Thursday, May 26, 2016

 

Trump accused of 'fraudulently evading some $20m in tax' following 2007 New York property deal

Donald Trump has been accused of signing off a controversial multi-million pound New York property deal that allegedly amounted to fraud.

The Republican presidential front-runner approved a $50 million investment in a property company with which he was involved only for the deal to be re-written weeks later as a ‘loan’.

Experts say the move was designed to save the companies tens of millions of dollars in US federal taxes and, according to court papers seen by the Daily Telegraph, could be fraudulent.

Mr Trump has so far refused to publish his tax returns, a disclosure that has been routinely made by presidential contenders for decades. He has claimed that it is ‘none of your business’.

However, he has boasted of how he tries to pay as little tax ‘as possible’. Documents released last week show he earned nearly $500 million last year but how much tax he paid remains unclear.

The claims centre on Trump’s relationship with a property company, Bayrock Group, that was building the tycoon’s Trump SoHo, a 46-floor luxury hotel and residential building in Manhattan, as well as two other developments that would bear his name. Trump was given a 15 percent stake in the New York building.

In 2007, Bayrock signed a deal with an Icelandic investment firm, FL Group, which reportedly agreed to invest $50 million in four of Bayrock’s subsidiary partnerships.

However, the deal was later ‘relabeled’ as a loan, thereby exempting Bayrock from paying tax of more than 40 percent on its ‘gain’.

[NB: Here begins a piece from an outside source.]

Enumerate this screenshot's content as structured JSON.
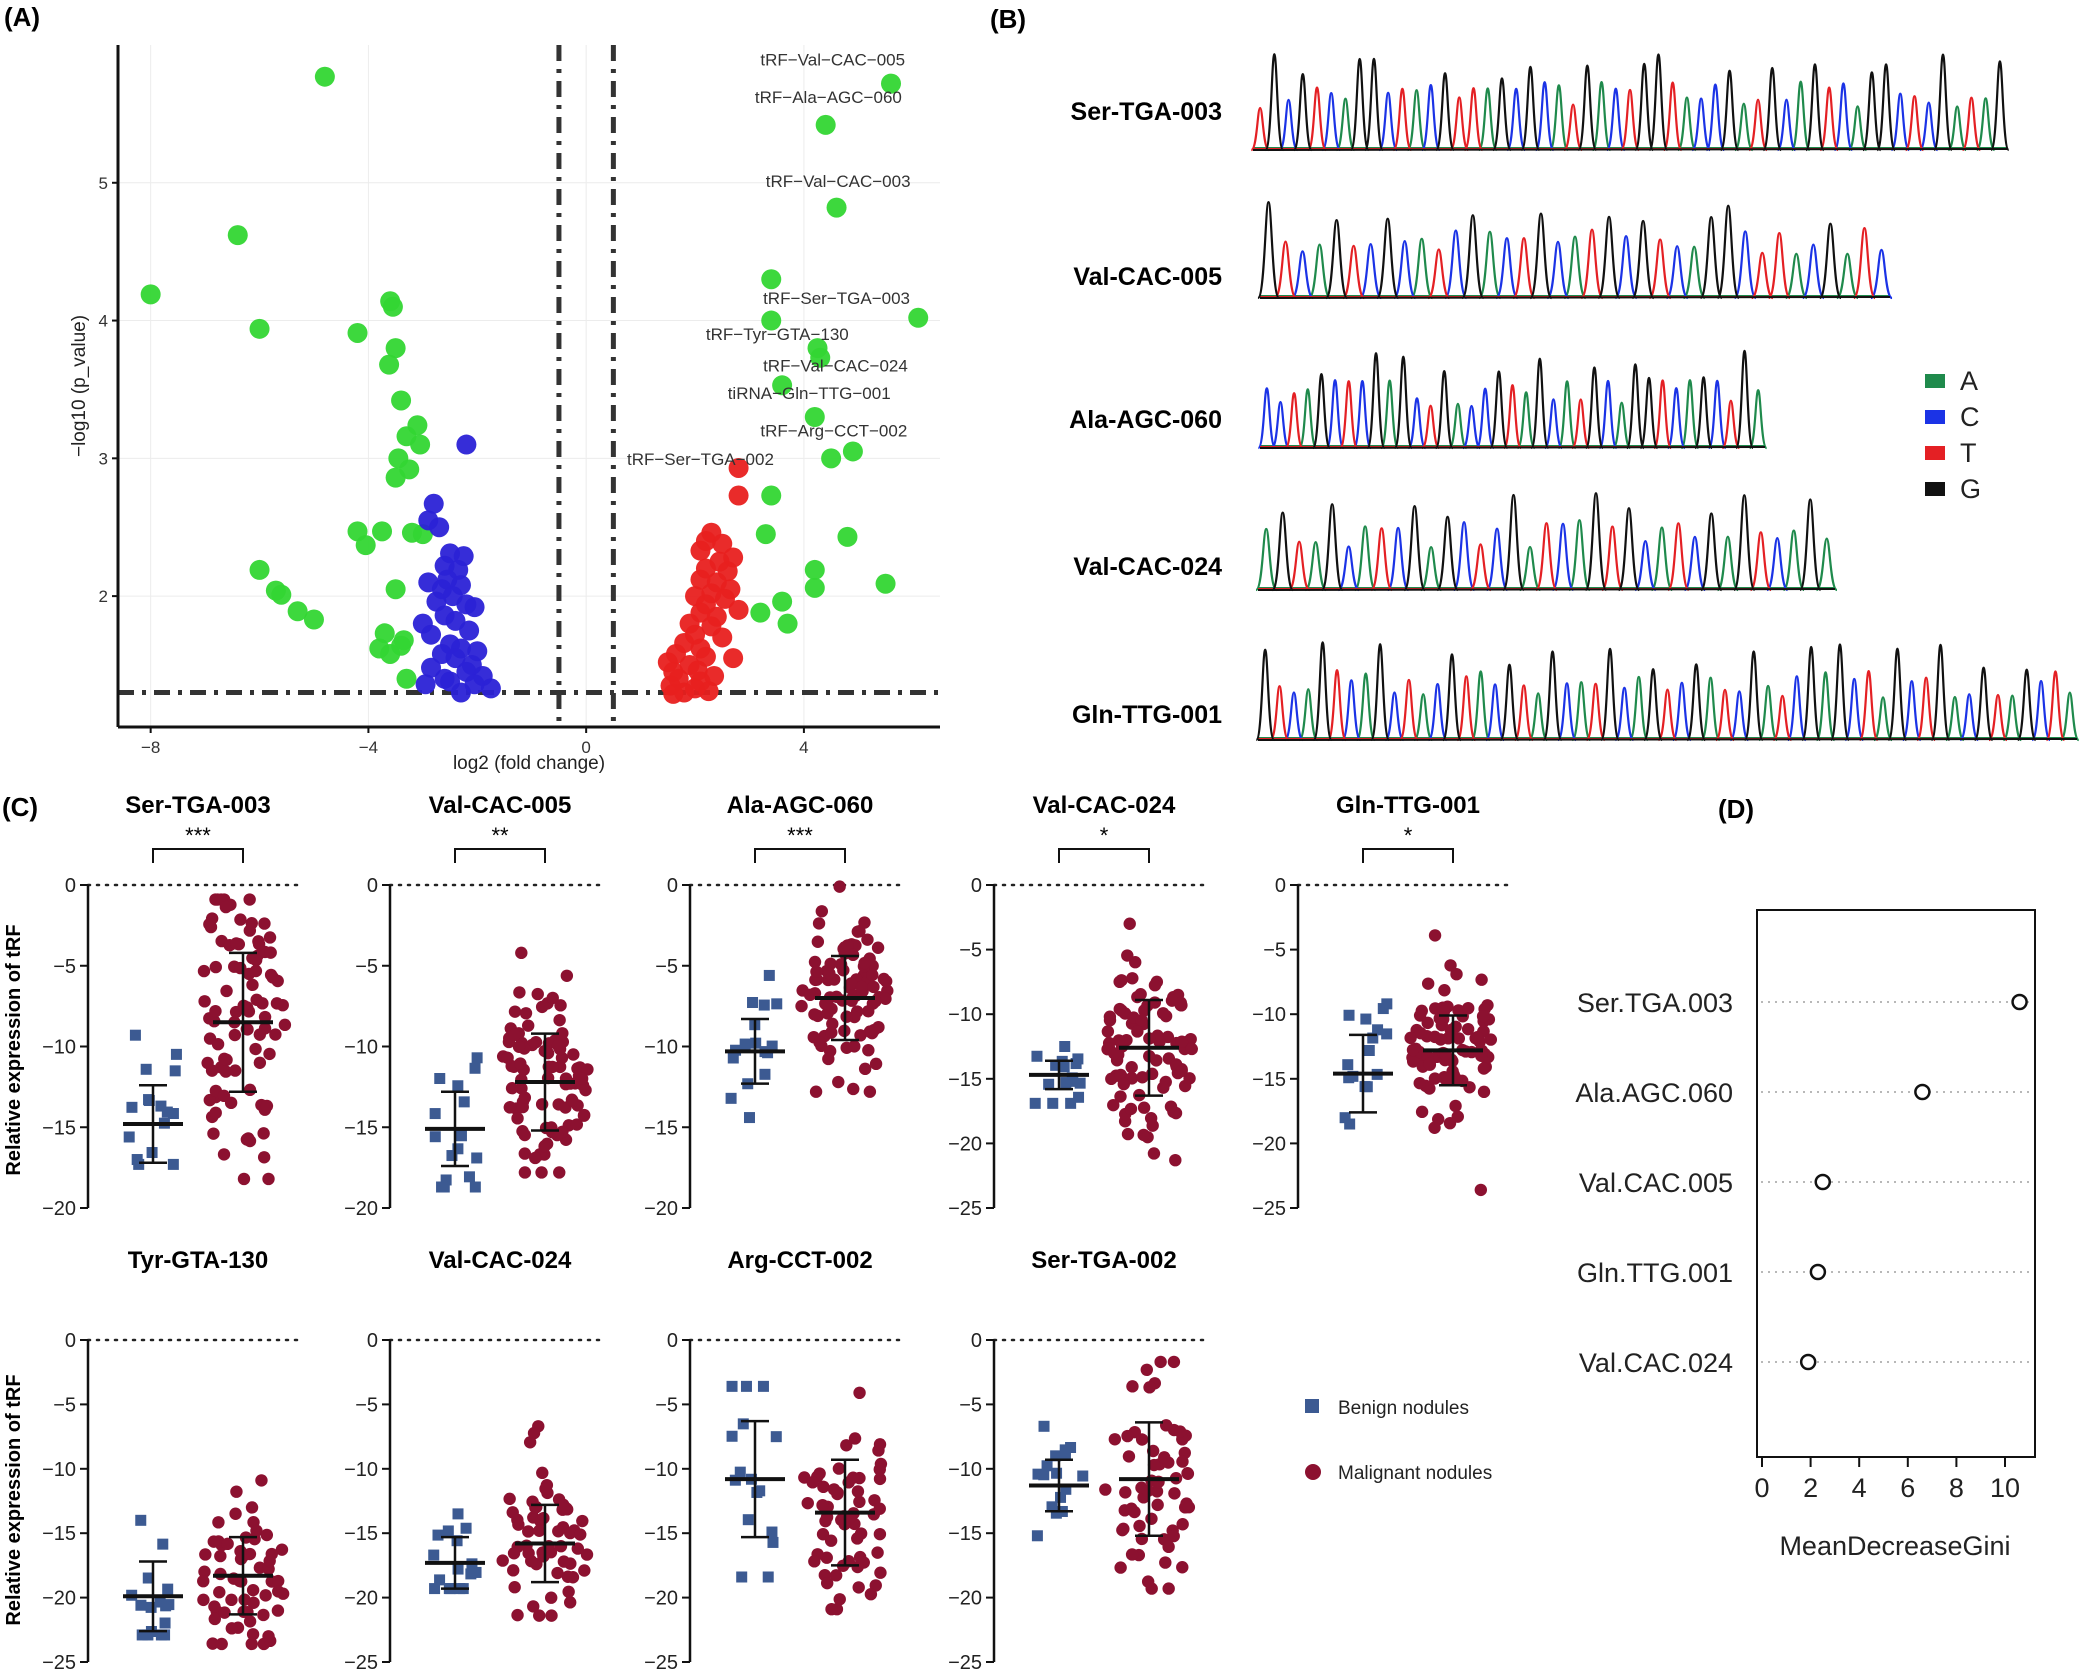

Former Bayrock staff who are suing the company have reportedly claimed that the move was intended to ‘fraudulently evade some $20 million in tax’ by disguising the sale of partnership interests, says the Telegraph.

The paper says it has obtained copies of letters signed by Trump that show he approved the move.

Alan Garten, Trump’s lawyer, claimed his client had ‘nothing to do with that transaction’ and was simply acknowledging the deal as a ‘limited partner’.

But Bob McIntyre, director of the the US-based Citizens for Tax Justice said the revelations raised serious questions about Trump’s judgement. Law professor and tax expert Howard Abrams said the deal was not a loan and wouldn’t ‘survive’ an investigation by the US Inland Revenue Service (IRS).

Bayrock has dismissed the claims made in court papers by its former finance director, Jody Kriss,that it committed fraud as ‘baseless’. It said the deal was examined by the IRS which ‘concluded that it was entirely appropriate’.

The company has already attracted controversy. Trump says he was introduced to the company, which had offices in one of his buildings, by one of its associates, Felix Sater. It has since emerged Russian-born Sater is a convicted fraudster with Mob ties who was jailed for stabbing a man in the face with a broken cocktail glass.

An analysis published yesterday by USA Today revealed Trump’s businesses have been involved in at least 100 lawsuits and other disputes related to unpaid taxes and the amount of tax they owe.

Donald Trump invested $50 million in a 2007 deal to build his SoHo tower.

The investment was later changed to a loan to reduce his tax liability.

Trump has so far refused to release his tax returns for public scrutiny.

He has boasted that he pays as little tax as possible on his fortune.